Tales from Rental Hell- We’re lost!

Lost people can really baffle me. Ask me for directions then question me on the accuracy? You are then pretty much calling me a liar. Then again, you can be funny.

“Where is the beach?”
“Behind that building (point to building) and at the end of the boardwalk.”
“We went there and saw the ocean, but not the beach”
“How do you get to Hunting Island State Park”
“…and once you turn right on US 21, the road ends at the park.”
“Then where do you turn?”
“Where can you ride the bikes?”
“There are bike paths alongside most roads and streets on Hilton Head. They can take you to wherever you want to go.”
“But where can you ride the bikes?”
My favorite wasn’t really bike related, but did involve a rental customer.
“How do you get to L.A.?”
“Excuse me? L.A.?
“Yes. L.A. It is a big city you dumb hick.”
“You mean Los Angeles?
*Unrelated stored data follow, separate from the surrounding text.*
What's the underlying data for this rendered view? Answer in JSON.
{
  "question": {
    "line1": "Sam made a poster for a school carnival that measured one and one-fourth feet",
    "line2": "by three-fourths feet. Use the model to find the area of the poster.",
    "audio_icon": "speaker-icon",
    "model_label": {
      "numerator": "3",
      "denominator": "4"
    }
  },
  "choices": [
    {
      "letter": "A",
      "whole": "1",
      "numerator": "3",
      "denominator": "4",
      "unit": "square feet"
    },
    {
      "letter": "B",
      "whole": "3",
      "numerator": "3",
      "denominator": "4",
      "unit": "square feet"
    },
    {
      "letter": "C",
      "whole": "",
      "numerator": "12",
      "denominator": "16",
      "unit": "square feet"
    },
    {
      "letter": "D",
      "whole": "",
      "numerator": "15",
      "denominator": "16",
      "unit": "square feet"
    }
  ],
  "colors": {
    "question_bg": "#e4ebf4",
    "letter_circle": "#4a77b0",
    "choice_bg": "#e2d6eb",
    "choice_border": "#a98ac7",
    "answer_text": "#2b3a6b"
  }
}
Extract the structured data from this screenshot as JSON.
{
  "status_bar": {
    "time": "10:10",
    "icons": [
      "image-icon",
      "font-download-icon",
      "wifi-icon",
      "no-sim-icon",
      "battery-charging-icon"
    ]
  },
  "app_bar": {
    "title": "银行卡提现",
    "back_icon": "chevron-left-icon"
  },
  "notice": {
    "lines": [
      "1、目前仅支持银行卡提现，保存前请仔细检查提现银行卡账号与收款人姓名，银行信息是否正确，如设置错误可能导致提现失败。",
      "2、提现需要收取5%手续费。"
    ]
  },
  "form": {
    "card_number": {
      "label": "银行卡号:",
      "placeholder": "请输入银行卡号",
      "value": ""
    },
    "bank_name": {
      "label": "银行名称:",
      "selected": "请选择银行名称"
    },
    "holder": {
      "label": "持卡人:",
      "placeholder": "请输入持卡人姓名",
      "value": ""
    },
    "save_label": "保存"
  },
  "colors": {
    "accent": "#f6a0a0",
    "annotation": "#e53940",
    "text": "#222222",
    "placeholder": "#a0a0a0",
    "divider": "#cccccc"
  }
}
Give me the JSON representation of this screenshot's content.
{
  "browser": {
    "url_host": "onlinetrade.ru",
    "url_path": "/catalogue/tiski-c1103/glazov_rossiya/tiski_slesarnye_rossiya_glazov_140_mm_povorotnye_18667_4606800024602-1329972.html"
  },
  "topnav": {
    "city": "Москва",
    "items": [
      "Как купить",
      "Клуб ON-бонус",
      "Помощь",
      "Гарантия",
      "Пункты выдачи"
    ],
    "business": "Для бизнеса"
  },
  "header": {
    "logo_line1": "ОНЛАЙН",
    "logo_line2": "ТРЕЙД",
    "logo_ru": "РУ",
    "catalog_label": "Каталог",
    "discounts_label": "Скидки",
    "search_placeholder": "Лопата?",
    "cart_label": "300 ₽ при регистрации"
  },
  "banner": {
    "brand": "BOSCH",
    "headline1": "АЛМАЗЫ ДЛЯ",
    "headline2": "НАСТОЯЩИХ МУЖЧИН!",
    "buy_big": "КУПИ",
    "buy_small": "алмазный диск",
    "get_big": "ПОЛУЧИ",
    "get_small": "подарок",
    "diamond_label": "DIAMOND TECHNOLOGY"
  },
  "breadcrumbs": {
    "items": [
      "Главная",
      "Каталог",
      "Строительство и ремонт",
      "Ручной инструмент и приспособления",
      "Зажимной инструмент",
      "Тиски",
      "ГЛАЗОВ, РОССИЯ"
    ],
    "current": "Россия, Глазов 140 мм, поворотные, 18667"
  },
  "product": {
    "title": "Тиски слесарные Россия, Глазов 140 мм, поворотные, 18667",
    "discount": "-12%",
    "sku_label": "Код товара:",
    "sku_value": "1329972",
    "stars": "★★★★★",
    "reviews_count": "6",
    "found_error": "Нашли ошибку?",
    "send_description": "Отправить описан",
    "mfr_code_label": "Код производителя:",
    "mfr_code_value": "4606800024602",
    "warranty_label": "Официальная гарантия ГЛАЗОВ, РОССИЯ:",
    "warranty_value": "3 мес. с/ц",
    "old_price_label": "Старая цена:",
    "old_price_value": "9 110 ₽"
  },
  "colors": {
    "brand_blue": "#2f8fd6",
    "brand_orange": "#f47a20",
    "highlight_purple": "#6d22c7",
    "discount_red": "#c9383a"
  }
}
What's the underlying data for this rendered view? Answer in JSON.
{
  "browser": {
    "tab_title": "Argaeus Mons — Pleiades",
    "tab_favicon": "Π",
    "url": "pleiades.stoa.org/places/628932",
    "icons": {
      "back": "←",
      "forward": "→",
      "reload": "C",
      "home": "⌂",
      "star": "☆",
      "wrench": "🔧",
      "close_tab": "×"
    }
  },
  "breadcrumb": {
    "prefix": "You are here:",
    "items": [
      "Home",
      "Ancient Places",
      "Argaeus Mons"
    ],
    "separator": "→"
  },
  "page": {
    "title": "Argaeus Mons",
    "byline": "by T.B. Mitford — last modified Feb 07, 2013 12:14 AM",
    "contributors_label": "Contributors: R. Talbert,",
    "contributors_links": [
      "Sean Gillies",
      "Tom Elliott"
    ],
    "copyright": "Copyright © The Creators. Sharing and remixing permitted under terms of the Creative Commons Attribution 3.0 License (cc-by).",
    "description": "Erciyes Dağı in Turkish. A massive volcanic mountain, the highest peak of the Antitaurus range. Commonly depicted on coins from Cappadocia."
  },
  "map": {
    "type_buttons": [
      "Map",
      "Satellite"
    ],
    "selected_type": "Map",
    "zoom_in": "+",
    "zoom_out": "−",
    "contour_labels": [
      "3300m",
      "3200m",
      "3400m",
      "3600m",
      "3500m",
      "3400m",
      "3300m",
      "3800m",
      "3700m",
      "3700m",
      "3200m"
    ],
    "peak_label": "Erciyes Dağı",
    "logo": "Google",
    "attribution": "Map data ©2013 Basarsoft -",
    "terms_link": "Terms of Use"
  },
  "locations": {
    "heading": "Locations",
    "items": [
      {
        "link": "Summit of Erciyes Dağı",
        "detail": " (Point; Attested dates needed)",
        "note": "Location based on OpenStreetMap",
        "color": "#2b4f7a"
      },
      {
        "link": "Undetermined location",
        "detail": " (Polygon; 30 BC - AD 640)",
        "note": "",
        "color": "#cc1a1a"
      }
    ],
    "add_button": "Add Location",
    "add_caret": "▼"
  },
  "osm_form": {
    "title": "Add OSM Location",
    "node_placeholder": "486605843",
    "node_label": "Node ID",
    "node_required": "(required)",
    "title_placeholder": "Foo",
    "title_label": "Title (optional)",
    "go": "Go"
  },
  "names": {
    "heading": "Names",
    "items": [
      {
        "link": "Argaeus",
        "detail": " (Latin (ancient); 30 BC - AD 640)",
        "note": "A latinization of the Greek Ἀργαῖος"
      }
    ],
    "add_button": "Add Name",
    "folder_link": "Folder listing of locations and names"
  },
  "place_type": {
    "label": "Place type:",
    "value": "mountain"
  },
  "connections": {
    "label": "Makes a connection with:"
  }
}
That’s on the other side of the country in California.”
“Aren’t we in California? My reservation said Hilton Head, SC.” (she pronounces the SC part)
“No, we are in South Carolina, on the Atlantic coast.”
“OHHHHH. I thought the ‘SC’ after Hilton Head meant Southern California.”

Honestly, If I had a dollar for everytime I’ve been asked, “Why is Hilton Head in South Carolina?” I could buy a new Madone every year.
  • richarddort

    I came up with the solution. Josh should like this. Cyclocross racing. :D

  • rapunzel

    *snicker* Lou, no wonder you and I are birds of a feather, info/geek-wise. I used to fix computers (hardware, software). And yep, I’ve met a bunch of these people, too. Most make me giggle (but I do that inside my head, not so they can see/hear).